Захохотали мы так, что воробьи с крыш снялись. Домой-то веселые пришли!

 

Быль о хлебе

Было это сразу после войны с белофиннами. Еду старшим в обозе. У меня пятьдесят заонежан-плотников на восемнадцати подводах. А правились мы рубить заставы, чтоб границу соблюдать.

Уж за Реболы порядочно отъехали — дело к сумеркам, и метель запозыкивала, — деревня обозначилась. Подводчики к стогу правят, сено в сани кидают. Я вскочил: «Вы что, мазурики! Без хозяина сено берете?!» — «Мы не впервой тут ездим. Здешний хозяин нам знаком! — возчики возглашают. — Он ни к кому ходить не велит, зовет у него сено брать». Тут фонарь засветил — из тьмы объявился мужичок. Форменный карел, а по-русски говорит хорошо: «Гости, — говорит, — будете, проходите… Идите, идите по тропе, вон к тому дому, — в горнице свет».

Идем, как гуси, по одному. У карелов в горнице-то — видал аль нет? — окошки сдвоены, свету много, далеко видно. А хозяин пошумливает, поторапливает. Недоволен, что не все к нему пошли — возчики коней обрали по дворам, да там и ночевать ладят.

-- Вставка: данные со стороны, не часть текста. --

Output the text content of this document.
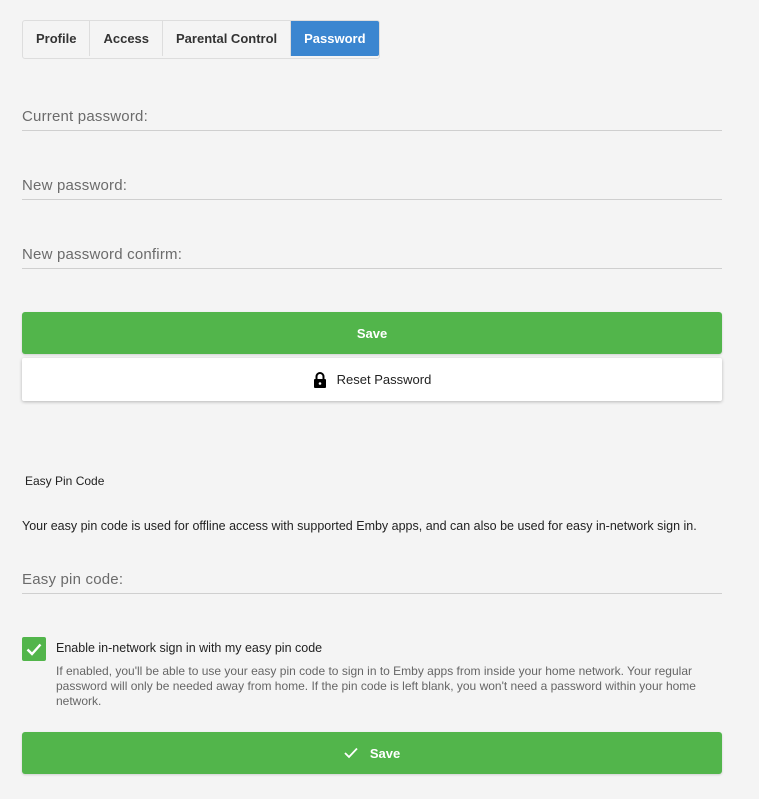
Profile	Access	Parental Control	Password
Current password:
New password:
New password confirm:
Save
Reset Password
Easy Pin Code
Your easy pin code is used for offline access with supported Emby apps, and can also be used for easy in-network sign in.
Easy pin code:
Enable in-network sign in with my easy pin code
If enabled, you'll be able to use your easy pin code to sign in to Emby apps from inside your home network. Your regular password will only be needed away from home. If the pin code is left blank, you won't need a password within your home network.
Save
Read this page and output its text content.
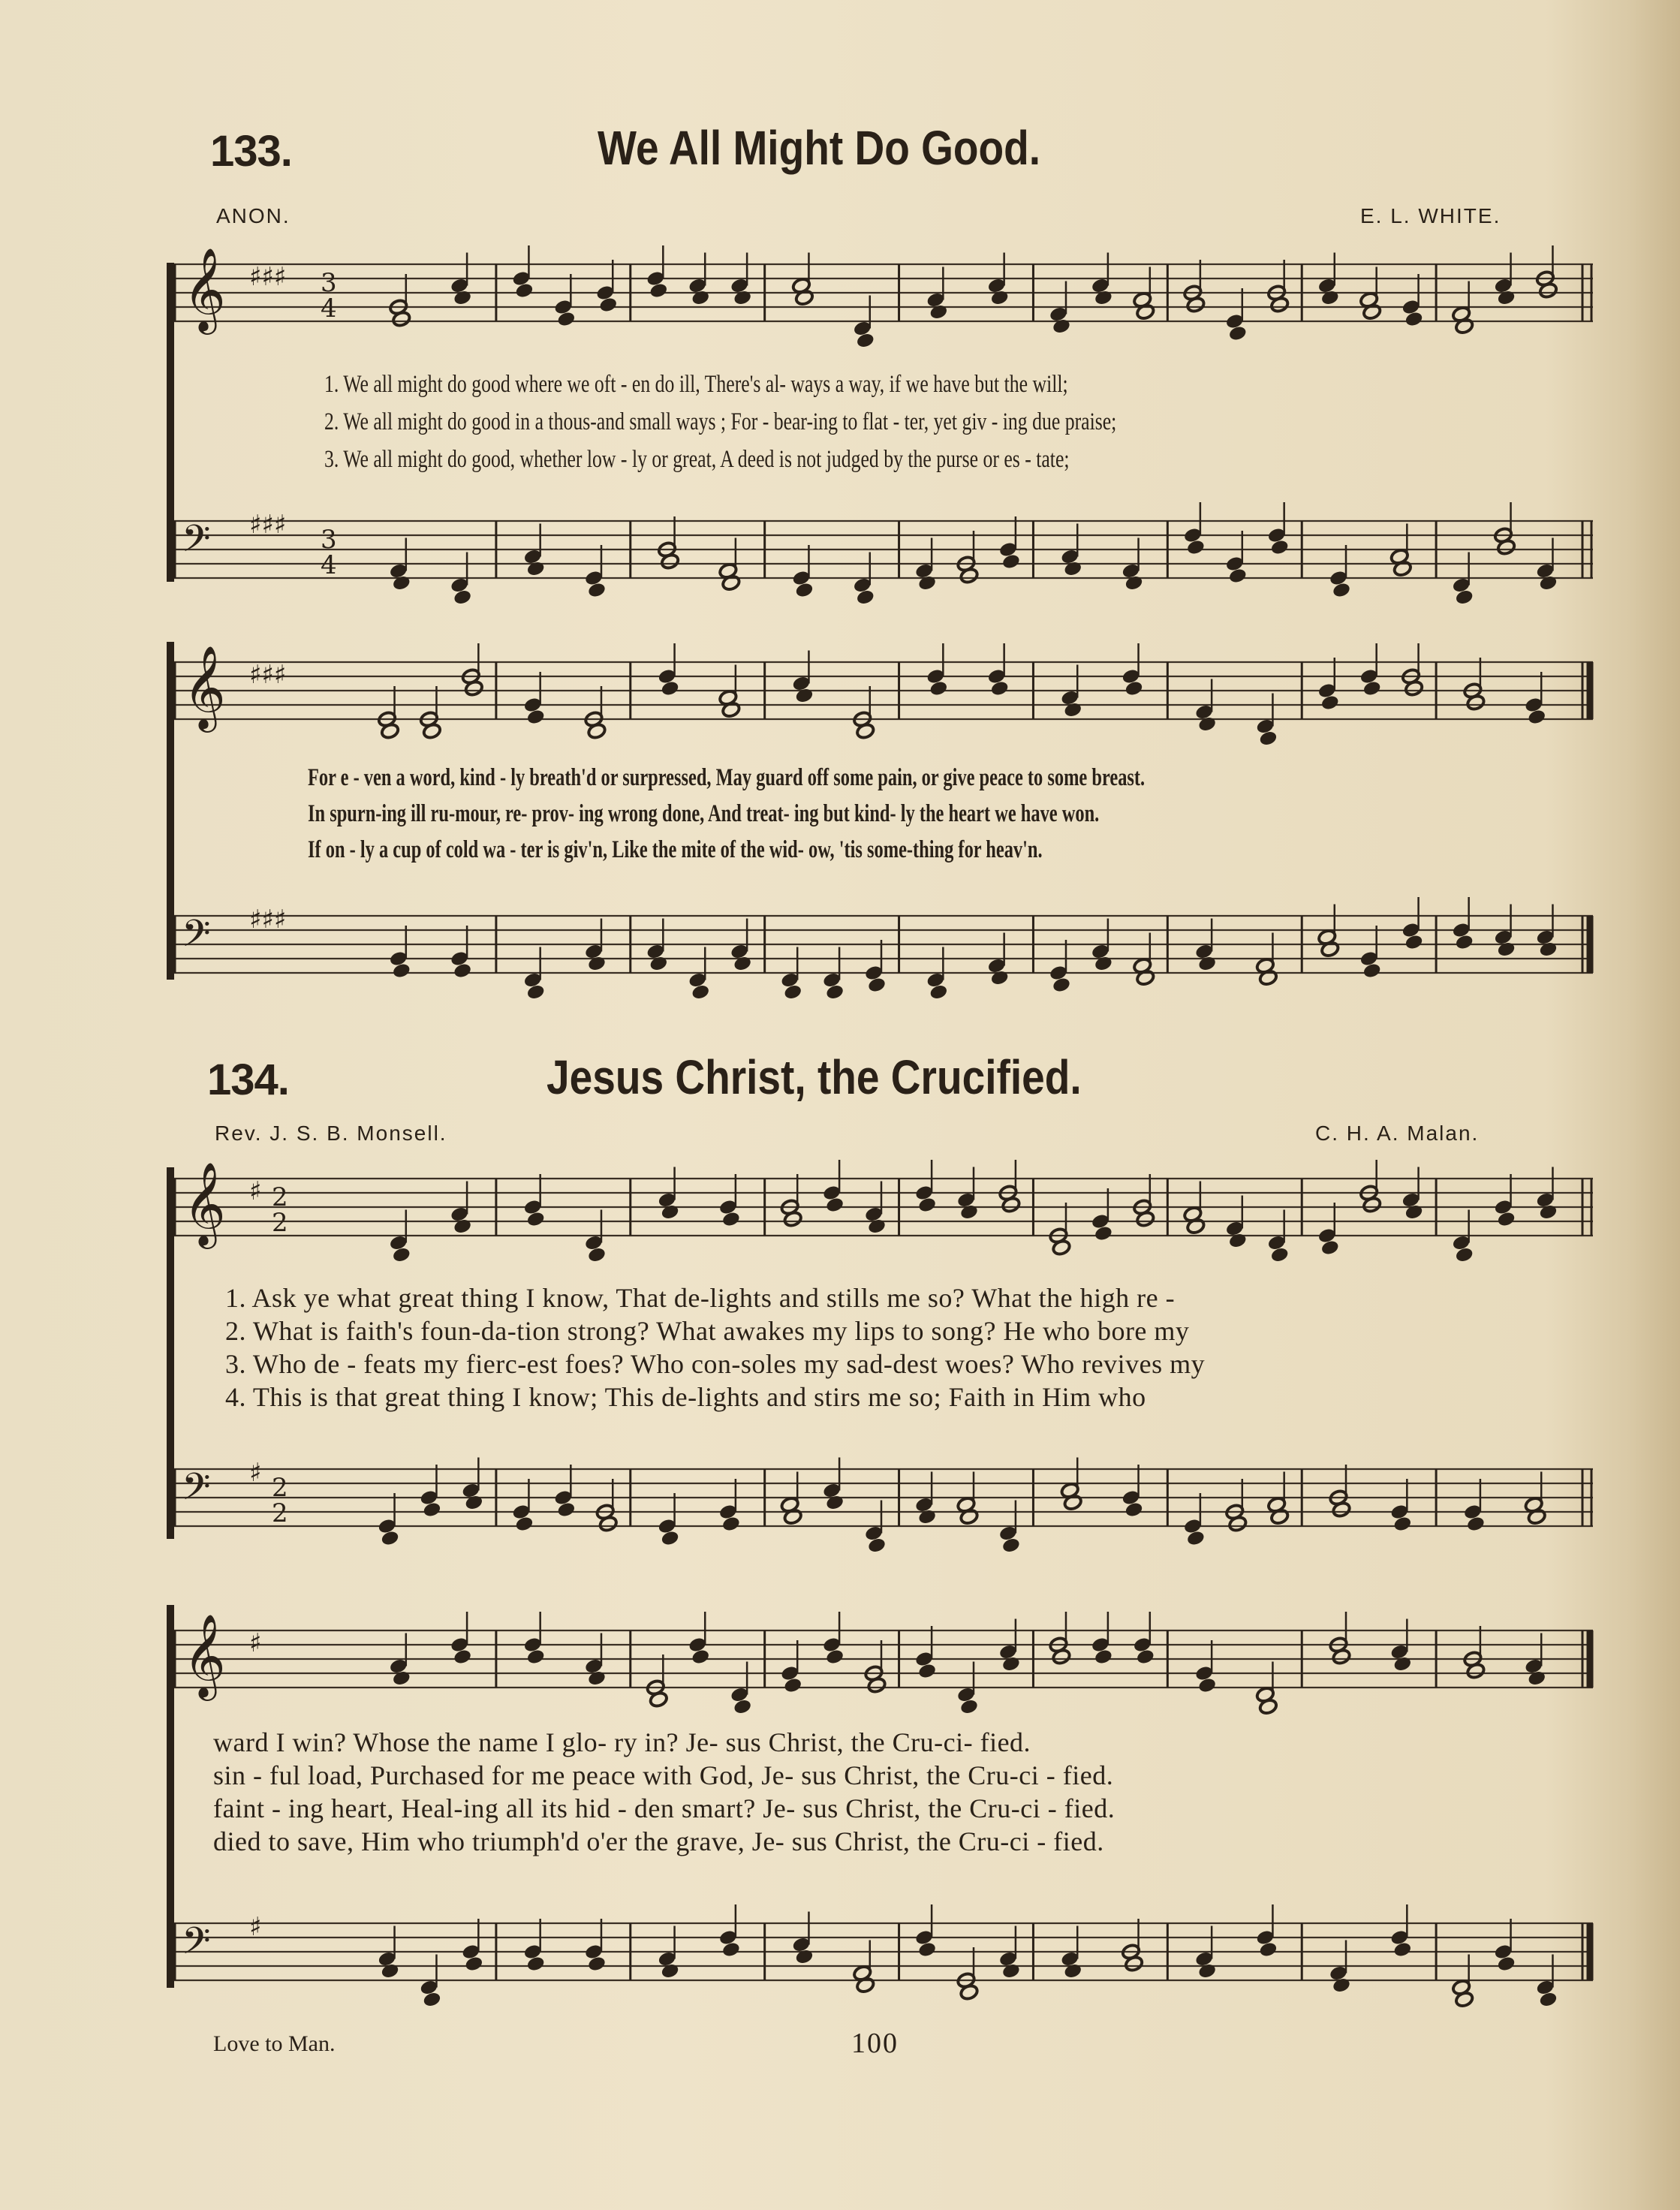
133.	We All Might Do Good.
ANON.	E. L. WHITE.
𝄞 ♯♯♯ 3
4
𝄢 ♯♯♯ 3
4
1. We all might do good where we oft - en do ill, There's al- ways a way, if we have but the will;
2. We all might do good in a thous-and small ways ; For - bear-ing to flat - ter, yet giv - ing due praise;
3. We all might do good, whether low - ly or great, A deed is not judged by the purse or es - tate;
𝄞 ♯♯♯
𝄢 ♯♯♯
For e - ven a word, kind - ly breath'd or surpressed, May guard off some pain, or give peace to some breast.
In spurn-ing ill ru-mour, re- prov- ing wrong done, And treat- ing but kind- ly the heart we have won.
If on - ly a cup of cold wa - ter is giv'n, Like the mite of the wid- ow, 'tis some-thing for heav'n.
134.	Jesus Christ, the Crucified.
Rev. J. S. B. Monsell.	C. H. A. Malan.
𝄞 ♯ 2
2
𝄢 ♯ 2
2
1. Ask ye what great thing I know, That de-lights and stills me so? What the high re -
2. What is faith's foun-da-tion strong? What awakes my lips to song? He who bore my
3. Who de - feats my fierc-est foes? Who con-soles my sad-dest woes? Who revives my
4. This is that great thing I know; This de-lights and stirs me so; Faith in Him who
𝄞 ♯
𝄢 ♯
ward I win? Whose the name I glo- ry in? Je- sus Christ, the Cru-ci- fied.
sin - ful load, Purchased for me peace with God, Je- sus Christ, the Cru-ci - fied.
faint - ing heart, Heal-ing all its hid - den smart? Je- sus Christ, the Cru-ci - fied.
died to save, Him who triumph'd o'er the grave, Je- sus Christ, the Cru-ci - fied.
Love to Man.	100
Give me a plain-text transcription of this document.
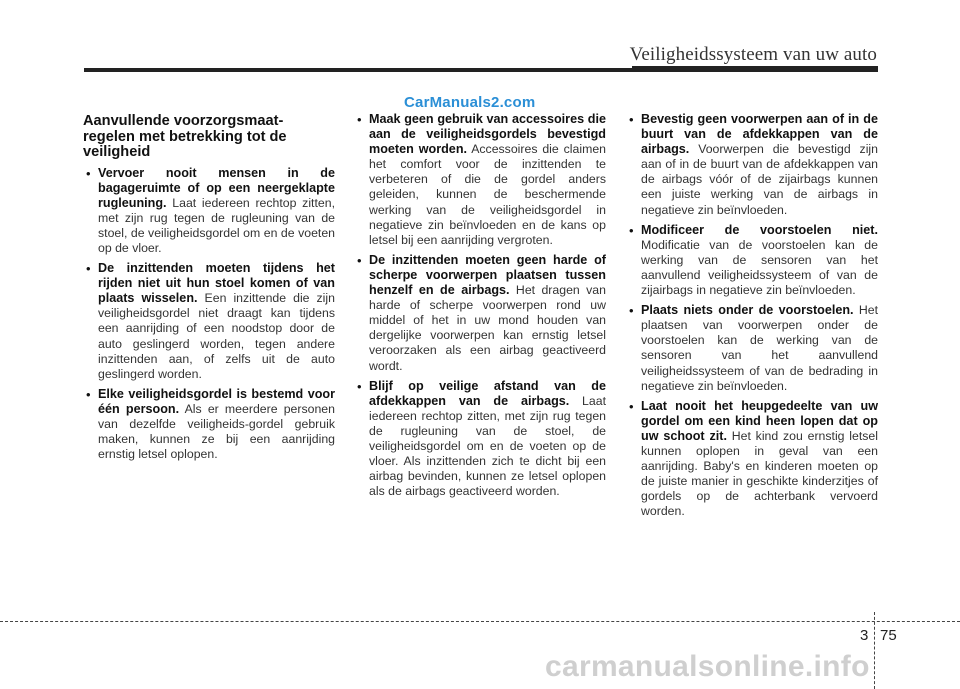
Veiligheidssysteem van uw auto
CarManuals2.com
Aanvullende voorzorgsmaat-regelen met betrekking tot de veiligheid
• Vervoer nooit mensen in de bagageruimte of op een neergeklapte rugleuning. Laat iedereen rechtop zitten, met zijn rug tegen de rugleuning van de stoel, de veiligheidsgordel om en de voeten op de vloer.
• De inzittenden moeten tijdens het rijden niet uit hun stoel komen of van plaats wisselen. Een inzittende die zijn veiligheidsgordel niet draagt kan tijdens een aanrijding of een noodstop door de auto geslingerd worden, tegen andere inzittenden aan, of zelfs uit de auto geslingerd worden.
• Elke veiligheidsgordel is bestemd voor één persoon. Als er meerdere personen van dezelfde veiligheids-gordel gebruik maken, kunnen ze bij een aanrijding ernstig letsel oplopen.
• Maak geen gebruik van accessoires die aan de veiligheidsgordels bevestigd moeten worden. Accessoires die claimen het comfort voor de inzittenden te verbeteren of die de gordel anders geleiden, kunnen de beschermende werking van de veiligheidsgordel in negatieve zin beïnvloeden en de kans op letsel bij een aanrijding vergroten.
• De inzittenden moeten geen harde of scherpe voorwerpen plaatsen tussen henzelf en de airbags. Het dragen van harde of scherpe voorwerpen rond uw middel of het in uw mond houden van dergelijke voorwerpen kan ernstig letsel veroorzaken als een airbag geactiveerd wordt.
• Blijf op veilige afstand van de afdekkappen van de airbags. Laat iedereen rechtop zitten, met zijn rug tegen de rugleuning van de stoel, de veiligheidsgordel om en de voeten op de vloer. Als inzittenden zich te dicht bij een airbag bevinden, kunnen ze letsel oplopen als de airbags geactiveerd worden.
• Bevestig geen voorwerpen aan of in de buurt van de afdekkappen van de airbags. Voorwerpen die bevestigd zijn aan of in de buurt van de afdekkappen van de airbags vóór of de zijairbags kunnen een juiste werking van de airbags in negatieve zin beïnvloeden.
• Modificeer de voorstoelen niet. Modificatie van de voorstoelen kan de werking van de sensoren van het aanvullend veiligheidssysteem of van de zijairbags in negatieve zin beïnvloeden.
• Plaats niets onder de voorstoelen. Het plaatsen van voorwerpen onder de voorstoelen kan de werking van de sensoren van het aanvullend veiligheidssysteem of van de bedrading in negatieve zin beïnvloeden.
• Laat nooit het heupgedeelte van uw gordel om een kind heen lopen dat op uw schoot zit. Het kind zou ernstig letsel kunnen oplopen in geval van een aanrijding. Baby's en kinderen moeten op de juiste manier in geschikte kinderzitjes of gordels op de achterbank vervoerd worden.
3 75
carmanualsonline.info
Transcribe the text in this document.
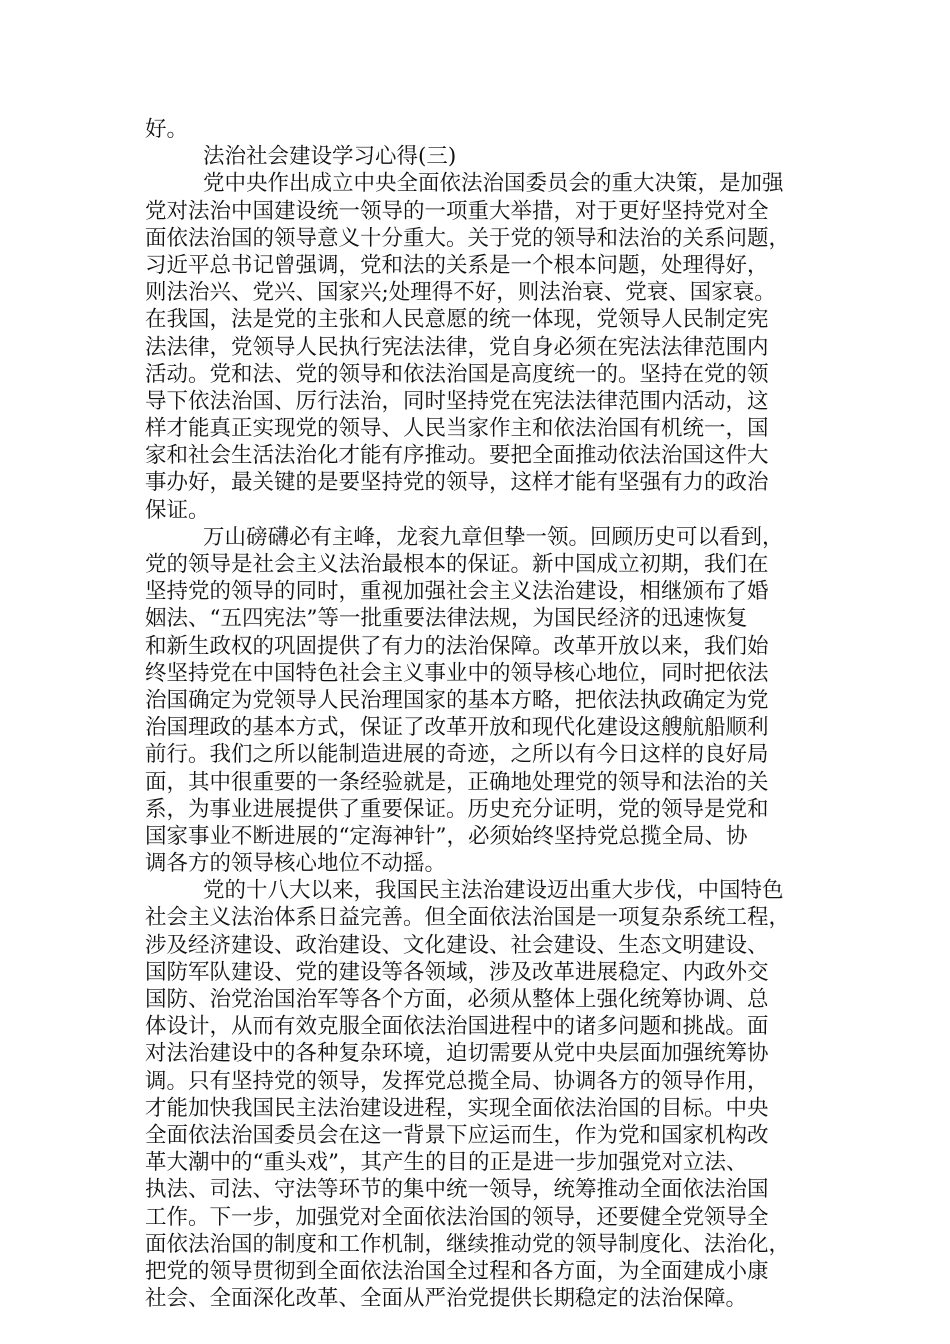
好。
法治社会建设学习心得(三)
党中央作出成立中央全面依法治国委员会的重大决策，是加强
党对法治中国建设统一领导的一项重大举措，对于更好坚持党对全
面依法治国的领导意义十分重大。关于党的领导和法治的关系问题，
习近平总书记曾强调，党和法的关系是一个根本问题，处理得好，
则法治兴、党兴、国家兴;处理得不好，则法治衰、党衰、国家衰。
在我国，法是党的主张和人民意愿的统一体现，党领导人民制定宪
法法律，党领导人民执行宪法法律，党自身必须在宪法法律范围内
活动。党和法、党的领导和依法治国是高度统一的。坚持在党的领
导下依法治国、厉行法治，同时坚持党在宪法法律范围内活动，这
样才能真正实现党的领导、人民当家作主和依法治国有机统一，国
家和社会生活法治化才能有序推动。要把全面推动依法治国这件大
事办好，最关键的是要坚持党的领导，这样才能有坚强有力的政治
保证。
万山磅礴必有主峰，龙衮九章但挚一领。回顾历史可以看到，
党的领导是社会主义法治最根本的保证。新中国成立初期，我们在
坚持党的领导的同时，重视加强社会主义法治建设，相继颁布了婚
姻法、“五四宪法”等一批重要法律法规，为国民经济的迅速恢复
和新生政权的巩固提供了有力的法治保障。改革开放以来，我们始
终坚持党在中国特色社会主义事业中的领导核心地位，同时把依法
治国确定为党领导人民治理国家的基本方略，把依法执政确定为党
治国理政的基本方式，保证了改革开放和现代化建设这艘航船顺利
前行。我们之所以能制造进展的奇迹，之所以有今日这样的良好局
面，其中很重要的一条经验就是，正确地处理党的领导和法治的关
系，为事业进展提供了重要保证。历史充分证明，党的领导是党和
国家事业不断进展的“定海神针”，必须始终坚持党总揽全局、协
调各方的领导核心地位不动摇。
党的十八大以来，我国民主法治建设迈出重大步伐，中国特色
社会主义法治体系日益完善。但全面依法治国是一项复杂系统工程，
涉及经济建设、政治建设、文化建设、社会建设、生态文明建设、
国防军队建设、党的建设等各领域，涉及改革进展稳定、内政外交
国防、治党治国治军等各个方面，必须从整体上强化统筹协调、总
体设计，从而有效克服全面依法治国进程中的诸多问题和挑战。面
对法治建设中的各种复杂环境，迫切需要从党中央层面加强统筹协
调。只有坚持党的领导，发挥党总揽全局、协调各方的领导作用，
才能加快我国民主法治建设进程，实现全面依法治国的目标。中央
全面依法治国委员会在这一背景下应运而生，作为党和国家机构改
革大潮中的“重头戏”，其产生的目的正是进一步加强党对立法、
执法、司法、守法等环节的集中统一领导，统筹推动全面依法治国
工作。下一步，加强党对全面依法治国的领导，还要健全党领导全
面依法治国的制度和工作机制，继续推动党的领导制度化、法治化，
把党的领导贯彻到全面依法治国全过程和各方面，为全面建成小康
社会、全面深化改革、全面从严治党提供长期稳定的法治保障。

Пришли — у старухи уж два самовара пары разводят. Молодые мужики — сыны хозяйские — рыбы мороженой принесли, печка аж гудит — в гости попали! Ну, попили, поели… По рюмочке налил хозяин, завел разговор:

— По дугам лошадиным да по говору вашему вижу — вы мужики заонежские. А каких волостей люди?

«Поди-ко, — думаю, — знаешь ты заонежские волости!»

Но ответ держу приветно:

— Мы разных волостей мастера — есть сенногубские, кижские, толвуйские… А едем сосны ронить, заставы крепкие пограничные рубить.

— Мне-ко ваши края хорошо знакомы! — карел говорит. — Было уйдено у меня за Онегу в горести, возвращенось в весельи!

…Карелы, видишь, сильно бедовали в гражданскую войну — много по лесам ходило белобандитов, совсем разорили постоями да поборами. Богатый сосед был, так тому на двор еще двух жеребцов пригнали из Финляндии — гривы дыбом, бока блестят, как медведи, в стойлах-то ворочаются. Рык от них и стук. А у бедных иных и последних лошадей забрали… Белофинны за болото ушли; богатей жеребцов в сани впряг, медвежьей полостью запахнулся — да за има!

А другим теперь как жить? Сеять нечем, дак.

Тут и надумал карел-то этот: «Мужики! — говорит по-своему. — Богатимый сусед-то к буржуям правился — к закату… А нам, мужики, бедные — родня, что с восходу! Выручат!»

— Поезжай за Онегу! — мужики карельские шумят.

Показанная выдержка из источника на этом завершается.